Grain free dog food IS a marketing gold mine for many dog food manufacturers in response to skin problems from food allergies. It seems logical that wild dogs did not evolve eating grains, its not a food they are adapted to. On the other hand, they did not eat sweet potatoes and peas in the ancient past either, and these are the carbohydrate base of many grain free dog foods.
I spent a fortune over the past years on Earthborn Coastal Catch and Primitive grain free dog food for my dobes. Their skin itching was not, as it turns out, from food allergies but from living in a tropical climate the first four years of their lives. Their 'allergies" went away completely when we moved to a drier climate.
I don’t think that grain free or grain based is the issue. What matters is the quality of the food in the bag. Remember, dog food began as a marketing solution to the costs imposed on multinational corporations by the prohibition against selling moldy, expired, and spoiled vegetables and meat for human consumption. Instead they created dog food and marketed it as something good for your dog. Nothing has changed. In fact, it has gotten worse. Nowadays all those vitamins and supplemental goodies in the dog food, which the manufacturers claim is there to help your dog grow and live a healthier life, are synthetic. Many, like vitamin E, are actually produced from petrochemicals, they are not natural. These synthetic supplements are now coming under suspicion of being carcinogenic, too. And this on top of the carcinogenic properties of moldy grains due to aflatoxin.

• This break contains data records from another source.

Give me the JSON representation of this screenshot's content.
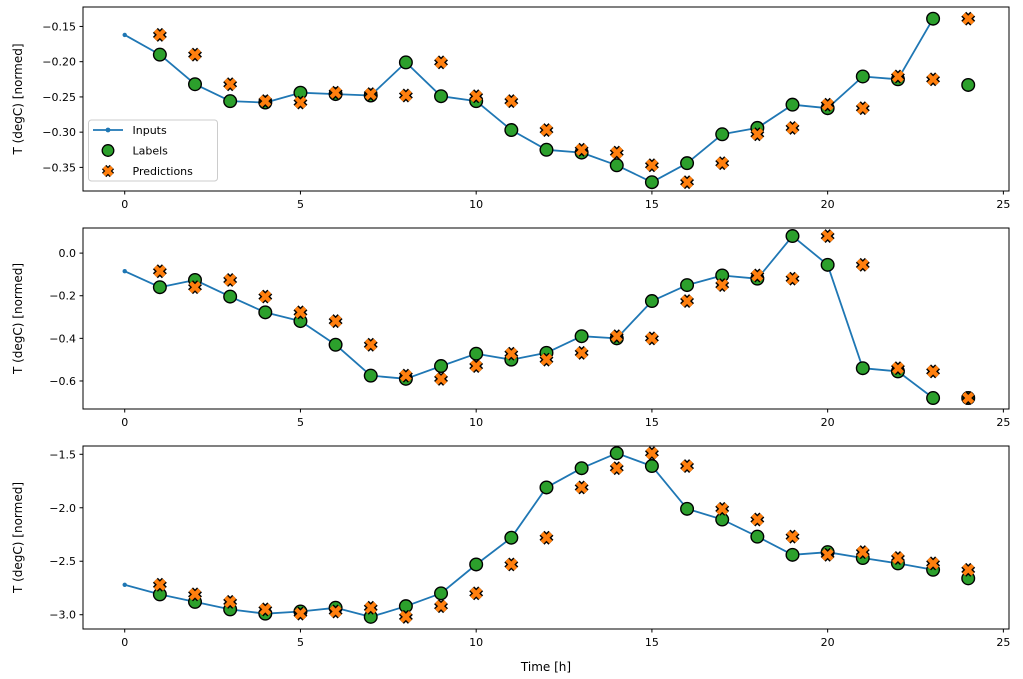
{
  "figure": {
    "background": "#ffffff",
    "xlabel": "Time [h]",
    "ylabel": "T (degC) [normed]",
    "legend": {
      "position": "upper-left-of-first-subplot",
      "items": [
        {
          "label": "Inputs",
          "type": "line-with-dot",
          "color": "#1f77b4"
        },
        {
          "label": "Labels",
          "type": "circle",
          "color": "#2ca02c"
        },
        {
          "label": "Predictions",
          "type": "x",
          "color": "#ff7f0e"
        }
      ]
    },
    "colors": {
      "inputs": "#1f77b4",
      "labels": "#2ca02c",
      "predictions": "#ff7f0e",
      "marker_edge": "#000000",
      "spine": "#000000",
      "legend_border": "#cccccc"
    }
  },
  "chart_data": [
    {
      "type": "line",
      "title": "",
      "ylabel": "T (degC) [normed]",
      "xlabel": "",
      "grid": false,
      "xlim": [
        -1.187,
        25.16
      ],
      "ylim": [
        -0.3835,
        -0.1224
      ],
      "xticks": [
        0,
        5,
        10,
        15,
        20,
        25
      ],
      "xtick_labels": [
        "0",
        "5",
        "10",
        "15",
        "20",
        "25"
      ],
      "yticks": [
        -0.15,
        -0.2,
        -0.25,
        -0.3,
        -0.35
      ],
      "ytick_labels": [
        "−0.15",
        "−0.20",
        "−0.25",
        "−0.30",
        "−0.35"
      ],
      "series": [
        {
          "name": "Inputs",
          "type": "line",
          "marker": "dot",
          "color": "#1f77b4",
          "x": [
            0,
            1,
            2,
            3,
            4,
            5,
            6,
            7,
            8,
            9,
            10,
            11,
            12,
            13,
            14,
            15,
            16,
            17,
            18,
            19,
            20,
            21,
            22,
            23
          ],
          "y": [
            -0.162,
            -0.19,
            -0.232,
            -0.256,
            -0.258,
            -0.244,
            -0.246,
            -0.248,
            -0.201,
            -0.249,
            -0.256,
            -0.297,
            -0.325,
            -0.329,
            -0.347,
            -0.371,
            -0.344,
            -0.303,
            -0.294,
            -0.261,
            -0.266,
            -0.221,
            -0.225,
            -0.139
          ]
        },
        {
          "name": "Labels",
          "type": "scatter",
          "marker": "circle",
          "color": "#2ca02c",
          "x": [
            1,
            2,
            3,
            4,
            5,
            6,
            7,
            8,
            9,
            10,
            11,
            12,
            13,
            14,
            15,
            16,
            17,
            18,
            19,
            20,
            21,
            22,
            23,
            24
          ],
          "y": [
            -0.19,
            -0.232,
            -0.256,
            -0.258,
            -0.244,
            -0.246,
            -0.248,
            -0.201,
            -0.249,
            -0.256,
            -0.297,
            -0.325,
            -0.329,
            -0.347,
            -0.371,
            -0.344,
            -0.303,
            -0.294,
            -0.261,
            -0.266,
            -0.221,
            -0.225,
            -0.139,
            -0.233
          ]
        },
        {
          "name": "Predictions",
          "type": "scatter",
          "marker": "X",
          "color": "#ff7f0e",
          "x": [
            1,
            2,
            3,
            4,
            5,
            6,
            7,
            8,
            9,
            10,
            11,
            12,
            13,
            14,
            15,
            16,
            17,
            18,
            19,
            20,
            21,
            22,
            23,
            24
          ],
          "y": [
            -0.162,
            -0.19,
            -0.232,
            -0.256,
            -0.258,
            -0.244,
            -0.246,
            -0.248,
            -0.201,
            -0.249,
            -0.256,
            -0.297,
            -0.325,
            -0.329,
            -0.347,
            -0.371,
            -0.344,
            -0.303,
            -0.294,
            -0.261,
            -0.266,
            -0.221,
            -0.225,
            -0.139
          ]
        }
      ]
    },
    {
      "type": "line",
      "title": "",
      "ylabel": "T (degC) [normed]",
      "xlabel": "",
      "grid": false,
      "xlim": [
        -1.187,
        25.16
      ],
      "ylim": [
        -0.7315,
        0.1178
      ],
      "xticks": [
        0,
        5,
        10,
        15,
        20,
        25
      ],
      "xtick_labels": [
        "0",
        "5",
        "10",
        "15",
        "20",
        "25"
      ],
      "yticks": [
        0.0,
        -0.2,
        -0.4,
        -0.6
      ],
      "ytick_labels": [
        "0.0",
        "−0.2",
        "−0.4",
        "−0.6"
      ],
      "series": [
        {
          "name": "Inputs",
          "type": "line",
          "marker": "dot",
          "color": "#1f77b4",
          "x": [
            0,
            1,
            2,
            3,
            4,
            5,
            6,
            7,
            8,
            9,
            10,
            11,
            12,
            13,
            14,
            15,
            16,
            17,
            18,
            19,
            20,
            21,
            22,
            23
          ],
          "y": [
            -0.085,
            -0.16,
            -0.126,
            -0.204,
            -0.278,
            -0.319,
            -0.43,
            -0.575,
            -0.59,
            -0.53,
            -0.472,
            -0.5,
            -0.468,
            -0.39,
            -0.4,
            -0.225,
            -0.15,
            -0.105,
            -0.12,
            0.08,
            -0.055,
            -0.54,
            -0.555,
            -0.68
          ]
        },
        {
          "name": "Labels",
          "type": "scatter",
          "marker": "circle",
          "color": "#2ca02c",
          "x": [
            1,
            2,
            3,
            4,
            5,
            6,
            7,
            8,
            9,
            10,
            11,
            12,
            13,
            14,
            15,
            16,
            17,
            18,
            19,
            20,
            21,
            22,
            23,
            24
          ],
          "y": [
            -0.16,
            -0.126,
            -0.204,
            -0.278,
            -0.319,
            -0.43,
            -0.575,
            -0.59,
            -0.53,
            -0.472,
            -0.5,
            -0.468,
            -0.39,
            -0.4,
            -0.225,
            -0.15,
            -0.105,
            -0.12,
            0.08,
            -0.055,
            -0.54,
            -0.555,
            -0.68,
            -0.68
          ]
        },
        {
          "name": "Predictions",
          "type": "scatter",
          "marker": "X",
          "color": "#ff7f0e",
          "x": [
            1,
            2,
            3,
            4,
            5,
            6,
            7,
            8,
            9,
            10,
            11,
            12,
            13,
            14,
            15,
            16,
            17,
            18,
            19,
            20,
            21,
            22,
            23,
            24
          ],
          "y": [
            -0.085,
            -0.16,
            -0.126,
            -0.204,
            -0.278,
            -0.319,
            -0.43,
            -0.575,
            -0.59,
            -0.53,
            -0.472,
            -0.5,
            -0.468,
            -0.39,
            -0.4,
            -0.225,
            -0.15,
            -0.105,
            -0.12,
            0.08,
            -0.055,
            -0.54,
            -0.555,
            -0.68
          ]
        }
      ]
    },
    {
      "type": "line",
      "title": "",
      "ylabel": "T (degC) [normed]",
      "xlabel": "Time [h]",
      "grid": false,
      "xlim": [
        -1.187,
        25.16
      ],
      "ylim": [
        -3.1335,
        -1.4225
      ],
      "xticks": [
        0,
        5,
        10,
        15,
        20,
        25
      ],
      "xtick_labels": [
        "0",
        "5",
        "10",
        "15",
        "20",
        "25"
      ],
      "yticks": [
        -1.5,
        -2.0,
        -2.5,
        -3.0
      ],
      "ytick_labels": [
        "−1.5",
        "−2.0",
        "−2.5",
        "−3.0"
      ],
      "series": [
        {
          "name": "Inputs",
          "type": "line",
          "marker": "dot",
          "color": "#1f77b4",
          "x": [
            0,
            1,
            2,
            3,
            4,
            5,
            6,
            7,
            8,
            9,
            10,
            11,
            12,
            13,
            14,
            15,
            16,
            17,
            18,
            19,
            20,
            21,
            22,
            23
          ],
          "y": [
            -2.72,
            -2.81,
            -2.88,
            -2.95,
            -2.99,
            -2.97,
            -2.935,
            -3.02,
            -2.92,
            -2.8,
            -2.53,
            -2.28,
            -1.81,
            -1.63,
            -1.49,
            -1.61,
            -2.01,
            -2.11,
            -2.27,
            -2.44,
            -2.415,
            -2.47,
            -2.52,
            -2.58
          ]
        },
        {
          "name": "Labels",
          "type": "scatter",
          "marker": "circle",
          "color": "#2ca02c",
          "x": [
            1,
            2,
            3,
            4,
            5,
            6,
            7,
            8,
            9,
            10,
            11,
            12,
            13,
            14,
            15,
            16,
            17,
            18,
            19,
            20,
            21,
            22,
            23,
            24
          ],
          "y": [
            -2.81,
            -2.88,
            -2.95,
            -2.99,
            -2.97,
            -2.935,
            -3.02,
            -2.92,
            -2.8,
            -2.53,
            -2.28,
            -1.81,
            -1.63,
            -1.49,
            -1.61,
            -2.01,
            -2.11,
            -2.27,
            -2.44,
            -2.415,
            -2.47,
            -2.52,
            -2.58,
            -2.66
          ]
        },
        {
          "name": "Predictions",
          "type": "scatter",
          "marker": "X",
          "color": "#ff7f0e",
          "x": [
            1,
            2,
            3,
            4,
            5,
            6,
            7,
            8,
            9,
            10,
            11,
            12,
            13,
            14,
            15,
            16,
            17,
            18,
            19,
            20,
            21,
            22,
            23,
            24
          ],
          "y": [
            -2.72,
            -2.81,
            -2.88,
            -2.95,
            -2.99,
            -2.97,
            -2.935,
            -3.02,
            -2.92,
            -2.8,
            -2.53,
            -2.28,
            -1.81,
            -1.63,
            -1.49,
            -1.61,
            -2.01,
            -2.11,
            -2.27,
            -2.44,
            -2.415,
            -2.47,
            -2.52,
            -2.58
          ]
        }
      ]
    }
  ]
}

A whole industry has been built around perceived differences in dog food quality. For example, look at: Dog Food Analysis - Reviews of kibble https://www.whole-dog-journal.com
You will see that Eukanuba has a very bad reputation among those who evaluate dog food its quality. But I don’t believe the brand of dog food really matters except, perhaps at the extreme end of the quality scale. The real question is, does feeding your dog processed food with a three year shelf life improve or diminish the health of your dog? (Or you, for that matter, in the case of people food). I think we all know the answer to this on an intuitive level, at least. Yet we continue buying processed dog food because it is convenient. We like the reassurance given to us by marketers that we are feeding our dogs healthfully right out of a bag. But is it true?
Personally, going forward, I just replicate the ingredients in the “healthy” dog food in real, fresh form, which will reduce my cost by 60%, and the dog will be happier and I hope healthier. Throw in some bones once in awhile, and all should be good. It’s more work, but isn’t a Dobe worth it?